Words by Jack Fleming

Whitehawk is a large housing estate set in a valley just East of Brighton. Historically it has been an area of deprivation, and due to its geographical location, has felt in some ways to be socially cut off from the rest of Brighton.

This body of work illustrates subjective research around masculine stereotypes and identity. The aim is to obtain a greater understanding of what masculinity is; prompted by on-going conversations surrounding masculinity, how it is surviving in modernity, how it manifests itself and what its role is currently.

This work is heavily influenced by The Descent Of Man, by Grayson Perry. Masculinity is a broad term, but to put it plainly, it is often seen to be the display of pro-active acts such as fighting, vandalism, not crying, not wearing pink, shouting, drinking beer, and being generally insensitive – all of which have become synonymous with masculinity in the modern world.

Of course there is much more to it than this, but these are basic things that most men have probably experienced. The fact it, these traits contribute to the suppression of emotion and conversation about anything considered sensitive. I believe my response is a mixture of my comfort felt in these kinds of environments, but also the subconscious awareness of the much wider and perhaps more negative and constraining effects that masculinity has on men of all ages. I have been making work that explores these issues for a couple of years now, but it is only recently that these conversations and ideas are being applied to the visual work I make.

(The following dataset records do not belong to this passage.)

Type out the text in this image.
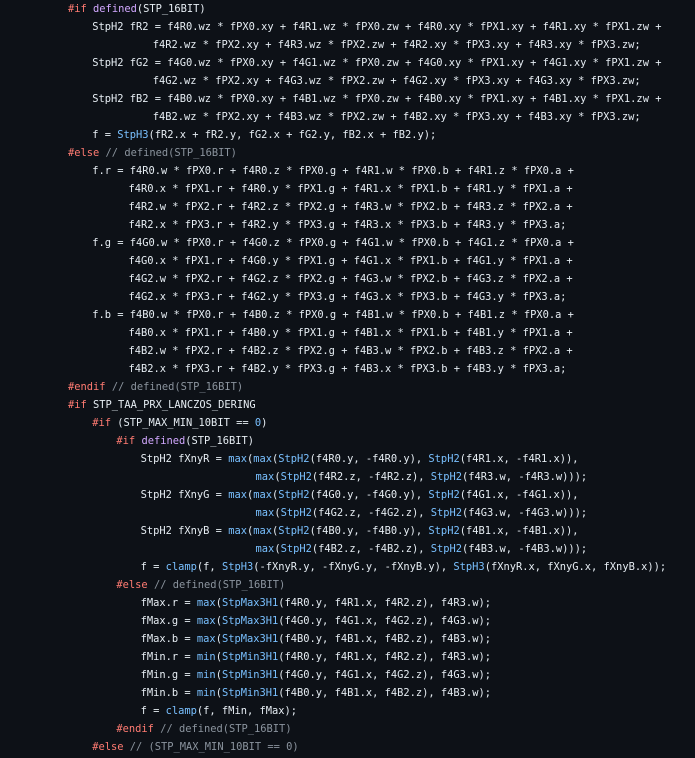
#if defined(STP_16BIT)
StpH2 fR2 = f4R0.wz * fPX0.xy + f4R1.wz * fPX0.zw + f4R0.xy * fPX1.xy + f4R1.xy * fPX1.zw +
f4R2.wz * fPX2.xy + f4R3.wz * fPX2.zw + f4R2.xy * fPX3.xy + f4R3.xy * fPX3.zw;
StpH2 fG2 = f4G0.wz * fPX0.xy + f4G1.wz * fPX0.zw + f4G0.xy * fPX1.xy + f4G1.xy * fPX1.zw +
f4G2.wz * fPX2.xy + f4G3.wz * fPX2.zw + f4G2.xy * fPX3.xy + f4G3.xy * fPX3.zw;
StpH2 fB2 = f4B0.wz * fPX0.xy + f4B1.wz * fPX0.zw + f4B0.xy * fPX1.xy + f4B1.xy * fPX1.zw +
f4B2.wz * fPX2.xy + f4B3.wz * fPX2.zw + f4B2.xy * fPX3.xy + f4B3.xy * fPX3.zw;
f = StpH3(fR2.x + fR2.y, fG2.x + fG2.y, fB2.x + fB2.y);
#else // defined(STP_16BIT)
f.r = f4R0.w * fPX0.r + f4R0.z * fPX0.g + f4R1.w * fPX0.b + f4R1.z * fPX0.a +
f4R0.x * fPX1.r + f4R0.y * fPX1.g + f4R1.x * fPX1.b + f4R1.y * fPX1.a +
f4R2.w * fPX2.r + f4R2.z * fPX2.g + f4R3.w * fPX2.b + f4R3.z * fPX2.a +
f4R2.x * fPX3.r + f4R2.y * fPX3.g + f4R3.x * fPX3.b + f4R3.y * fPX3.a;
f.g = f4G0.w * fPX0.r + f4G0.z * fPX0.g + f4G1.w * fPX0.b + f4G1.z * fPX0.a +
f4G0.x * fPX1.r + f4G0.y * fPX1.g + f4G1.x * fPX1.b + f4G1.y * fPX1.a +
f4G2.w * fPX2.r + f4G2.z * fPX2.g + f4G3.w * fPX2.b + f4G3.z * fPX2.a +
f4G2.x * fPX3.r + f4G2.y * fPX3.g + f4G3.x * fPX3.b + f4G3.y * fPX3.a;
f.b = f4B0.w * fPX0.r + f4B0.z * fPX0.g + f4B1.w * fPX0.b + f4B1.z * fPX0.a +
f4B0.x * fPX1.r + f4B0.y * fPX1.g + f4B1.x * fPX1.b + f4B1.y * fPX1.a +
f4B2.w * fPX2.r + f4B2.z * fPX2.g + f4B3.w * fPX2.b + f4B3.z * fPX2.a +
f4B2.x * fPX3.r + f4B2.y * fPX3.g + f4B3.x * fPX3.b + f4B3.y * fPX3.a;
#endif // defined(STP_16BIT)
#if STP_TAA_PRX_LANCZOS_DERING
#if (STP_MAX_MIN_10BIT == 0)
#if defined(STP_16BIT)
StpH2 fXnyR = max(max(StpH2(f4R0.y, -f4R0.y), StpH2(f4R1.x, -f4R1.x)),
max(StpH2(f4R2.z, -f4R2.z), StpH2(f4R3.w, -f4R3.w)));
StpH2 fXnyG = max(max(StpH2(f4G0.y, -f4G0.y), StpH2(f4G1.x, -f4G1.x)),
max(StpH2(f4G2.z, -f4G2.z), StpH2(f4G3.w, -f4G3.w)));
StpH2 fXnyB = max(max(StpH2(f4B0.y, -f4B0.y), StpH2(f4B1.x, -f4B1.x)),
max(StpH2(f4B2.z, -f4B2.z), StpH2(f4B3.w, -f4B3.w)));
f = clamp(f, StpH3(-fXnyR.y, -fXnyG.y, -fXnyB.y), StpH3(fXnyR.x, fXnyG.x, fXnyB.x));
#else // defined(STP_16BIT)
fMax.r = max(StpMax3H1(f4R0.y, f4R1.x, f4R2.z), f4R3.w);
fMax.g = max(StpMax3H1(f4G0.y, f4G1.x, f4G2.z), f4G3.w);
fMax.b = max(StpMax3H1(f4B0.y, f4B1.x, f4B2.z), f4B3.w);
fMin.r = min(StpMin3H1(f4R0.y, f4R1.x, f4R2.z), f4R3.w);
fMin.g = min(StpMin3H1(f4G0.y, f4G1.x, f4G2.z), f4G3.w);
fMin.b = min(StpMin3H1(f4B0.y, f4B1.x, f4B2.z), f4B3.w);
f = clamp(f, fMin, fMax);
#endif // defined(STP_16BIT)
#else // (STP_MAX_MIN_10BIT == 0)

I am aware that masculinity is a type of behaviour found in almost every man to some degree. What ever that may be or mean to different people, (manifesting in a non-questioning of it or of conflicted feelings) this type of behaviour will out-live me. I openly admit that I carry these traits, and to quite an obvious degree at times, and that they also bring me confidence and contentment at times. And so if anyone is equipped to document and represent this for themselves alongside other people involved in this culture that is both visible and invisible, then it is probably someone like me.